France-Angleterre a failli battre un record fou détenu par la Nati
France-Angleterre. Dix buts. Digne d’un match amical? Peut-être. Les défenses n’ont manifestement pas mis de cœur à l’ouvrage. Ou alors l’enjeu était si peu engageant que la France et l’Angleterre ont simplement décidé de jouer au football durant cette petite finale de la Coupe du monde. Il n’en demeure pas moins que Kylian Mbappé, malgré la défaite et la déculottée de la première mi-temps, a pu se hisser au sommet des meilleurs buteurs de la compétition en marquant à deux reprises et à quelques heures à peine de la confrontation finale entre l’Argentine de Messi et la Roja.
6 à 4. C’est beaucoup, mais on a connu pire. En 1954, la Suisse, pays hôte de la Coupe du monde, atteint les quarts de finale pour la première fois de son existence. Oui, septante-deux ans avant sa défaite contre l’Argentine à Kansas City la semaine dernière. Face à la Nati à l’époque, on trouve l’Autriche. Ce match sera surnommé la «chaude bataille de Lausanne», tant la rencontre va cumuler les superlatifs.

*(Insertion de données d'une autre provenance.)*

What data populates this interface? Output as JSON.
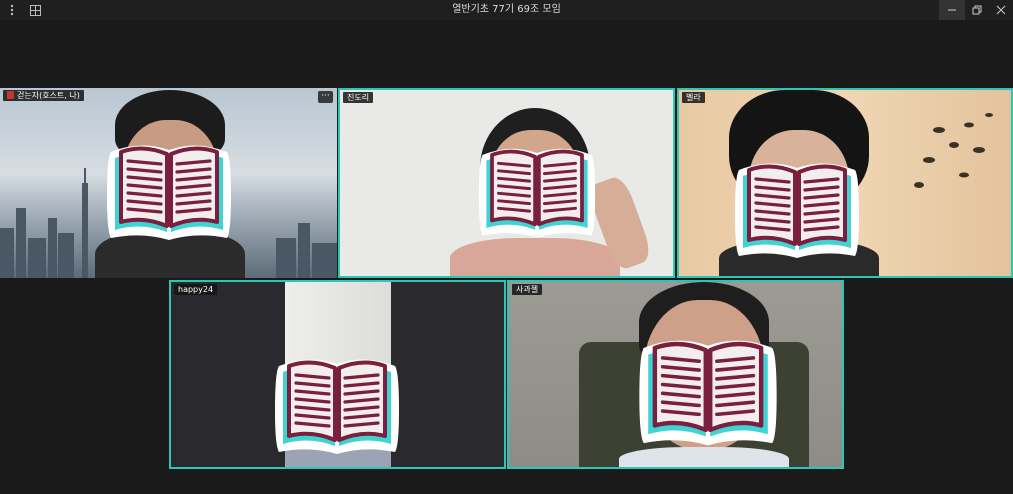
{
  "window": {
    "title": "열반기초 77기 69조 모임",
    "controls": {
      "menu_icon": "vertical-ellipsis-icon",
      "layout_icon": "grid-layout-icon",
      "minimize_icon": "minimize-icon",
      "restore_icon": "restore-icon",
      "close_icon": "close-icon"
    }
  },
  "participants": [
    {
      "name": "걷는자(호스트, 나)",
      "host_badge_icon": "host-icon",
      "has_more_menu": true,
      "more_label": "···",
      "active_speaker": false,
      "face_sticker": "open-book-icon"
    },
    {
      "name": "진도리",
      "active_speaker": true,
      "face_sticker": "open-book-icon"
    },
    {
      "name": "벨라",
      "active_speaker": true,
      "face_sticker": "open-book-icon"
    },
    {
      "name": "happy24",
      "active_speaker": true,
      "face_sticker": "open-book-icon"
    },
    {
      "name": "사과젤",
      "active_speaker": true,
      "face_sticker": "open-book-icon"
    }
  ],
  "colors": {
    "background": "#1a1a1a",
    "active_border": "#2bc6b6",
    "sticker_outline": "#7a1f3d",
    "sticker_accent": "#3fd3d3"
  }
}
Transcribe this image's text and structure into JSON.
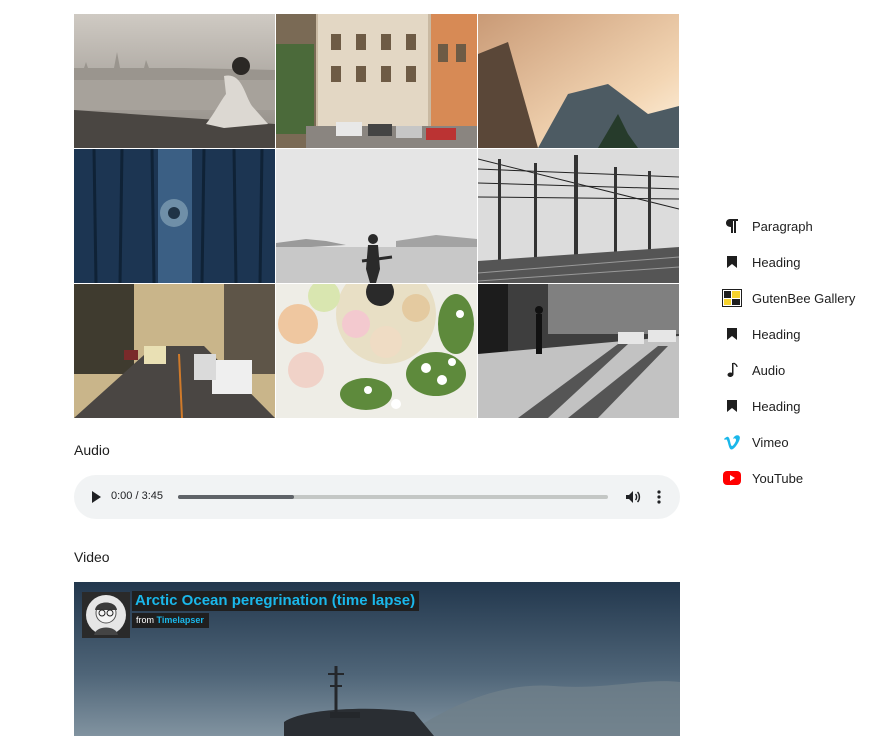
{
  "gallery": {
    "images": [
      {
        "name": "skyline-sitting-man"
      },
      {
        "name": "italian-street"
      },
      {
        "name": "mountain-cliff-sunset"
      },
      {
        "name": "blue-wooden-door-knob"
      },
      {
        "name": "guitarist-on-beach"
      },
      {
        "name": "railway-overhead-lines"
      },
      {
        "name": "city-street-taxis"
      },
      {
        "name": "macarons-and-flowers"
      },
      {
        "name": "pedestrian-street-shadows"
      }
    ]
  },
  "audio": {
    "heading": "Audio",
    "current_time": "0:00",
    "separator": " / ",
    "duration": "3:45",
    "time_display": "0:00 / 3:45",
    "progress_fraction": 0.27
  },
  "video": {
    "heading": "Video",
    "title": "Arctic Ocean peregrination (time lapse)",
    "byline_prefix": "from",
    "author": "Timelapser"
  },
  "block_list": [
    {
      "label": "Paragraph",
      "icon": "paragraph-icon"
    },
    {
      "label": "Heading",
      "icon": "bookmark-icon"
    },
    {
      "label": "GutenBee Gallery",
      "icon": "gutenbee-gallery-icon"
    },
    {
      "label": "Heading",
      "icon": "bookmark-icon"
    },
    {
      "label": "Audio",
      "icon": "music-note-icon"
    },
    {
      "label": "Heading",
      "icon": "bookmark-icon"
    },
    {
      "label": "Vimeo",
      "icon": "vimeo-icon"
    },
    {
      "label": "YouTube",
      "icon": "youtube-icon"
    }
  ],
  "colors": {
    "vimeo": "#1ab7ea",
    "youtube": "#ff0000",
    "player_bg": "#f1f3f4"
  }
}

Nous sommes le 26 juin 1954 dans la capitale vaudoise. La chaleur est écrasante, le thermomètre affiche plus de 40 degrés, l’atmosphère est irrespirable et les joueurs se montreront très vite épuisés. Sur la pelouse du stade olympique de la Pontaise, devant 35 000 personnes, la Nati de l’époque va pourtant démarrer ce quart de finale sur les chapeaux de roue et mener 3 à 0 dans les dix-neuf premières minutes de jeu. Un premier goal de Robert Ballaman et un doublé de Josef Hügi font déjà miroiter à la Suisse une belle demi-finale.
Petite précision qui a son importance: dans les années cinquante, les changements ne sont pas encore autorisés et le gardien autrichien, Kurt Schmied, va se manger un méchant coup de chaud dès le début de la rencontre, le laissant totalement «désorienté» devant sa cage, rappelle notamment la chaîne SRF.
Un avantage qui ne va pas pour autant durer et cette première avalanche de buts en appellera très vite une deuxième, bien plus sévère. Un défenseur et le gardien de la Nati vont eux aussi s’écrouler sous la chaleur et l’Autriche fera trembler les filets suisses à trois reprises en moins de trois minutes. Avant d’enfoncer le clou grâce à deux nouvelles réussites avant la pause. Résultat: en trente-neuf petites minutes, pas moins de neuf goals seront inscrits devant les 35 000 spectateurs écrasés par le cagnard, car la Nati parviendra malgré tout à réduire le score. A la mi-temps, l’Autriche mène 5-4. Une hécatombe plus qu’un festival.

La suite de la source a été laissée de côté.